Like Ben Heemskerk, owner of the Ditmas Park bar The Castello Plan.



"It just doesn't stop," he was telling me. "I tried to make it stop, but it doesn’t."

It was Thursday, nine days after superstorm Sandy had put New York City behind her. Ben was holding up his iPhone to show me the most recent email from a group in the Rockaways: They needed someone to bring diapers and other supplies. Earlier that day, Ben had received a message from a representative of the Federal Emergency Management Agency asking if he could help organize a response to needs in a number of the most devastated neighborhoods on the Rockaway peninsula and Coney Island.

Ben, 31, is a friend of mine and engaged to one of my best friends, and before opening The Castello Plan in 2010 spent six years in nonprofits where he worked with homeless youth throughout the city and on international disaster-relief projects, among other things. Right now, though, he's simply a bar owner in Ditmas Park. He has no affiliation with or role in relief organizations that exist year round precisely to respond to devastating events like Hurricane Sandy. He doesn't have more ties to local government than any local business owner and responsible neighborhood citizen would. Sandy turned him, as it has many others, into a community organizer, an N.G.O. chief, a disaster-response professional, and something much bigger and harder to define.

That morning Ben and a group of volunteers from around the neighborhood had driven out to Gerritsen Beach in response to an email he got with the subject line "Gerritsen Beach childred [sic] freezing in the dark."

Gerritsen Beach sits on a peninsula it shares with part of Marine Park, 530 acres of grassland, salt marsh, and amenities run by the city Parks Department, and isolated from neighboring Sheepshead Bay by the Plum Beach Channel, an inlet of Jamaica Bay. The neighborhood, along with many of the places along the southern shores of Brooklyn and Queens most devastated by Sandy, remains without power and heat. The email concluded: “There is no one down here coordinating a recovery effort. Can anyone put me in contact with concrete help— a politician that will deliver, a benefactor that will take charge?”

Ben was marveling at the fact that Gerristen Beach is just five miles due south of The Castello Plan, where we were sitting when a local retired veterinarian arrived to volunteer his services. He had heard through some neighbors that veterinarians were needed. Ben promised to put him in touch with the point person in Coney Island.

Just six days earlier, Ben had sent an email to bar patrons signed up to his mailing list asking them to help the relief effort:

We need volunteers with cars and trucks to help deliver to donation depots in Staten Island tomorrow, Sunday, November 4th at 10am

I think this can be easy, no receipts, no tax deductions, no cameras, no politicians, no news.

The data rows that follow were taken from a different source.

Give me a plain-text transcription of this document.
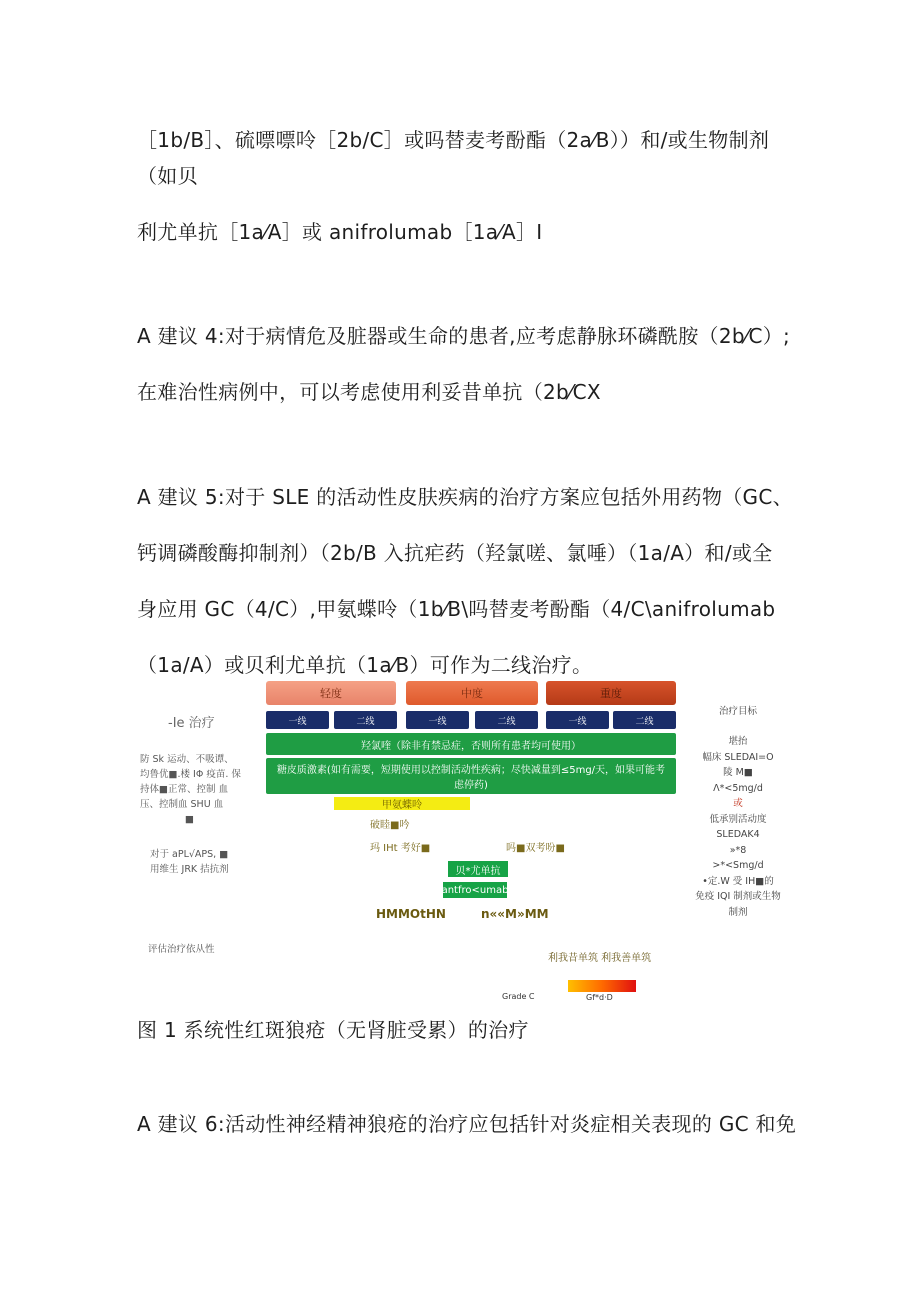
［1b/B］、硫嘌嘌呤［2b/C］或吗替麦考酚酯（2a⁄B））和/或生物制剂
（如贝
利尤单抗［1a⁄A］或 anifrolumab［1a⁄A］I
A 建议 4:对于病情危及脏器或生命的患者,应考虑静脉环磷酰胺（2b⁄C）;
在难治性病例中，可以考虑使用利妥昔单抗（2b⁄CX
A 建议 5:对于 SLE 的活动性皮肤疾病的治疗方案应包括外用药物（GC、
钙调磷酸酶抑制剂）（2b/B 入抗疟药（羟氯嗟、氯唾）（1a/A）和/或全
身应用 GC（4/C）,甲氨蝶呤（1b⁄B\吗替麦考酚酯（4/C\anifrolumab
（1a/A）或贝利尤单抗（1a⁄B）可作为二线治疗。
轻度	中度	重度
一线	二线	一线	二线	一线	二线
羟氯喹（除非有禁忌症，否则所有患者均可使用）
糖皮质激素(如有需要，短期使用以控制活动性疾病；尽快减量到≤5mg/天，如果可能考虑停药)
甲氨蝶呤
破睦■吟
玛 IHt 考好■	吗■双考吩■
贝*尤单抗
antfro<umab
HMMOtHN	n««M»MM
利我昔单筑 利我善单筑
Grade C	Gf*d·D
-Ie 治疗
防 Sk 运动、不吸谭、
均鲁优■.楼 IΦ 疫苗. 保
持体■正常、控制 血
压、控制血 SHU 血
■
对于 aPL√APS, ■
用维生 JRK 拮抗剂
评估治疗依从性
治疗目标
堪抬
幅床 SLEDAI=O
陵 M■
Λ*<5mg/d
或
低承别活动度
SLEDAK4
»*8
>*<Smg/d
•定.W 受 IH■的
免疫 IQI 制剂或生物
制剂
图 1 系统性红斑狼疮（无肾脏受累）的治疗
A 建议 6:活动性神经精神狼疮的治疗应包括针对炎症相关表现的 GC 和免
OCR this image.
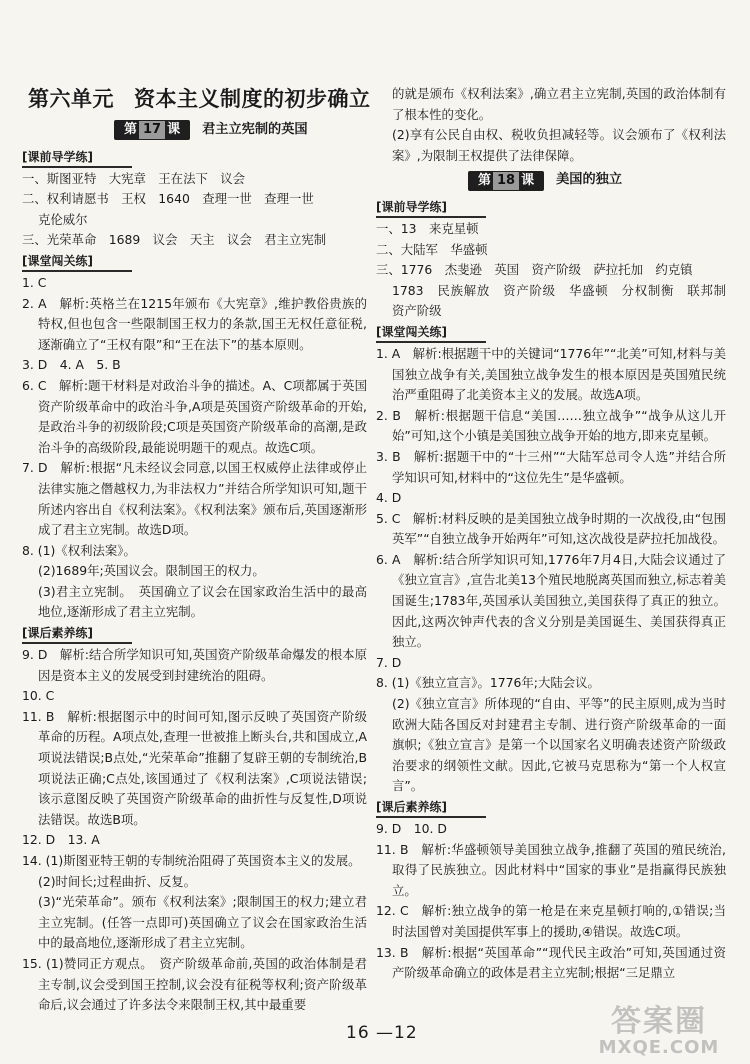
第六单元 资本主义制度的初步确立
第 17 课	君主立宪制的英国
[课前导学练]

一、斯图亚特　大宪章　王在法下　议会

二、权利请愿书　王权　1640　查理一世　查理一世

克伦威尔

三、光荣革命　1689　议会　天主　议会　君主立宪制

[课堂闯关练]

1. C

2. A　解析:英格兰在1215年颁布《大宪章》,维护教俗贵族的特权,但也包含一些限制国王权力的条款,国王无权任意征税,逐渐确立了“王权有限”和“王在法下”的基本原则。

3. D　4. A　5. B

6. C　解析:题干材料是对政治斗争的描述。A、C项都属于英国资产阶级革命中的政治斗争,A项是英国资产阶级革命的开始,是政治斗争的初级阶段;C项是英国资产阶级革命的高潮,是政治斗争的高级阶段,最能说明题干的观点。故选C项。

7. D　解析:根据“凡未经议会同意,以国王权威停止法律或停止法律实施之僭越权力,为非法权力”并结合所学知识可知,题干所述内容出自《权利法案》。《权利法案》颁布后,英国逐渐形成了君主立宪制。故选D项。

8. (1)《权利法案》。

(2)1689年;英国议会。限制国王的权力。

(3)君主立宪制。　英国确立了议会在国家政治生活中的最高地位,逐渐形成了君主立宪制。

[课后素养练]

9. D　解析:结合所学知识可知,英国资产阶级革命爆发的根本原因是资本主义的发展受到封建统治的阻碍。

10. C

11. B　解析:根据图示中的时间可知,图示反映了英国资产阶级革命的历程。A项点处,查理一世被推上断头台,共和国成立,A项说法错误;B点处,“光荣革命”推翻了复辟王朝的专制统治,B项说法正确;C点处,该国通过了《权利法案》,C项说法错误;该示意图反映了英国资产阶级革命的曲折性与反复性,D项说法错误。故选B项。

12. D　13. A

14. (1)斯图亚特王朝的专制统治阻碍了英国资本主义的发展。

(2)时间长;过程曲折、反复。

(3)“光荣革命”。颁布《权利法案》;限制国王的权力;建立君主立宪制。(任答一点即可)英国确立了议会在国家政治生活中的最高地位,逐渐形成了君主立宪制。

15. (1)赞同正方观点。　资产阶级革命前,英国的政治体制是君主专制,议会受到国王控制,议会没有征税等权利;资产阶级革命后,议会通过了许多法令来限制王权,其中最重要

的就是颁布《权利法案》,确立君主立宪制,英国的政治体制有了根本性的变化。

(2)享有公民自由权、税收负担减轻等。议会颁布了《权利法案》,为限制王权提供了法律保障。

第 18 课	美国的独立
[课前导学练]

一、13　来克星顿

二、大陆军　华盛顿

三、1776　杰斐逊　英国　资产阶级　萨拉托加　约克镇

1783　民族解放　资产阶级　华盛顿　分权制衡　联邦制　资产阶级

[课堂闯关练]

1. A　解析:根据题干中的关键词“1776年”“北美”可知,材料与美国独立战争有关,美国独立战争发生的根本原因是英国殖民统治严重阻碍了北美资本主义的发展。故选A项。

2. B　解析:根据题干信息“美国……独立战争”“战争从这儿开始”可知,这个小镇是美国独立战争开始的地方,即来克星顿。

3. B　解析:据题干中的“十三州”“大陆军总司令人选”并结合所学知识可知,材料中的“这位先生”是华盛顿。

4. D

5. C　解析:材料反映的是美国独立战争时期的一次战役,由“包围英军”“自独立战争开始两年”可知,这次战役是萨拉托加战役。

6. A　解析:结合所学知识可知,1776年7月4日,大陆会议通过了《独立宣言》,宣告北美13个殖民地脱离英国而独立,标志着美国诞生;1783年,英国承认美国独立,美国获得了真正的独立。因此,这两次钟声代表的含义分别是美国诞生、美国获得真正独立。

7. D

8. (1)《独立宣言》。1776年;大陆会议。

(2)《独立宣言》所体现的“自由、平等”的民主原则,成为当时欧洲大陆各国反对封建君主专制、进行资产阶级革命的一面旗帜;《独立宣言》是第一个以国家名义明确表述资产阶级政治要求的纲领性文献。因此,它被马克思称为“第一个人权宣言”。

[课后素养练]

9. D　10. D

11. B　解析:华盛顿领导美国独立战争,推翻了英国的殖民统治,取得了民族独立。因此材料中“国家的事业”是指赢得民族独立。

12. C　解析:独立战争的第一枪是在来克星顿打响的,①错误;当时法国曾对美国提供军事上的援助,④错误。故选C项。

13. B　解析:根据“英国革命”“现代民主政治”可知,英国通过资产阶级革命确立的政体是君主立宪制;根据“三足鼎立

16 —12	答案圈
MXQE.COM
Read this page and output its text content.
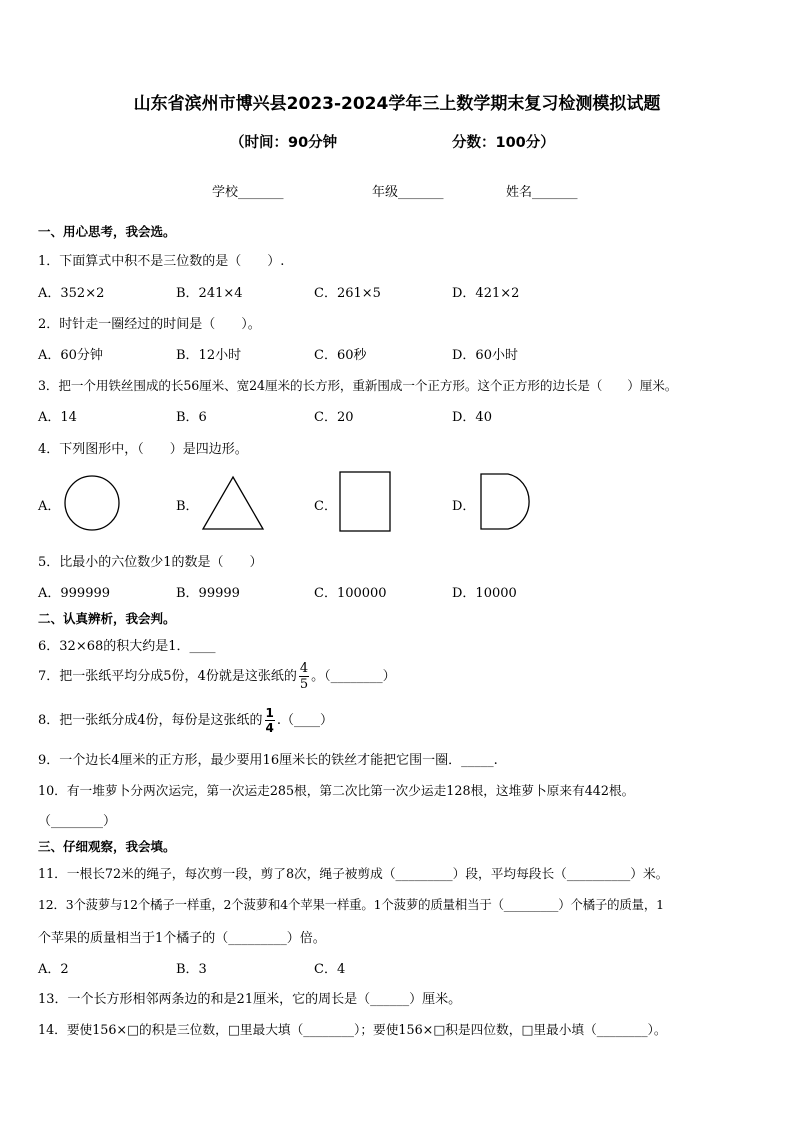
山东省滨州市博兴县2023-2024学年三上数学期末复习检测模拟试题
（时间：90分钟	分数：100分）
学校_______	年级_______	姓名_______
一、用心思考，我会选。
1．下面算式中积不是三位数的是（　　）.
A．352×2	B．241×4	C．261×5	D．421×2
2．时针走一圈经过的时间是（　　）。
A．60分钟	B．12小时	C．60秒	D．60小时
3．把一个用铁丝围成的长56厘米、宽24厘米的长方形，重新围成一个正方形。这个正方形的边长是（　　）厘米。
A．14	B．6	C．20	D．40
4．下列图形中，（　　）是四边形。
A．	B．	C．	D．
5．比最小的六位数少1的数是（　　）
A．999999	B．99999	C．100000	D．10000
二、认真辨析，我会判。
6．32×68的积大约是1．____
7．把一张纸平均分成5份，4份就是这张纸的 $\frac{4}{5}$ 。（________）
8．把一张纸分成4份，每份是这张纸的 $\frac{1}{4}$ .（____）
9．一个边长4厘米的正方形，最少要用16厘米长的铁丝才能把它围一圈．_____.
10．有一堆萝卜分两次运完，第一次运走285根，第二次比第一次少运走128根，这堆萝卜原来有442根。
（________）
三、仔细观察，我会填。
11．一根长72米的绳子，每次剪一段，剪了8次，绳子被剪成（_________）段，平均每段长（__________）米。
12．3个菠萝与12个橘子一样重，2个菠萝和4个苹果一样重。1个菠萝的质量相当于（_________）个橘子的质量，1
个苹果的质量相当于1个橘子的（_________）倍。
A．2	B．3	C．4
13．一个长方形相邻两条边的和是21厘米，它的周长是（______）厘米。
14．要使156×□的积是三位数，□里最大填（________）；要使156×□积是四位数，□里最小填（________）。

We can get this done in a day.

Within 24 hours he had amassed four mini-school buses (donated), six cars, and two (off-duty) police escorts that spent Sunday delivering supplies to the locations in the Rockaways, Coney Island, and Staten Island that Ben had selected based on conversations with local officials in the neighborhoods. It was intended to be a one-time delivery, just as much as was needed before things got back to normal. But it soon became clear that the need would exist far longer and be far greater than he'd anticipated, that normal was still far off. More importantly, it became clear to him that there was no one around to hand the responsibility off to after a day of his bar patrons' and friends' contributions had been delivered and consumed. There still isn't.

I think it's important to be clear: I have very little comprehensive knowledge of what services this city is supposed to provide in a disaster; just a regular citizen's default belief that it can't be possible that tax-paying city dwellers should be allowed to remain without power and heat for extended periods of time without some government aid; that citizens of New York City who, in these reduced circumstances, find themselves in the cross-hairs of a nor'easter promising massive snowfall, high winds and bone-snapping cold temperatures should, without applying a tremendous amount of their own resourcefulness to the problem, find themselves safe, in the fundamental things, in the expert hands of their government and its agencies.

Having spent so much of the storm's aftermath in the blackout areas without power or phone reception, moreover, I have little sense beyond what I saw with my own eyes of the extent to which that is indeed what happened, ultimately, in the places I visited or elsewhere. Or who is being blamed, and for what, in the aftermath of the storm, when it hasn't.

Even what I saw when I went to Coney Island, the Rockaways, Sea Gate and other hard-hit areas of southern Brooklyn and Queens changed wildly, from day to day but perhaps more tellingly from block to block and varied from what others who were working with us in different neighborhoods experienced.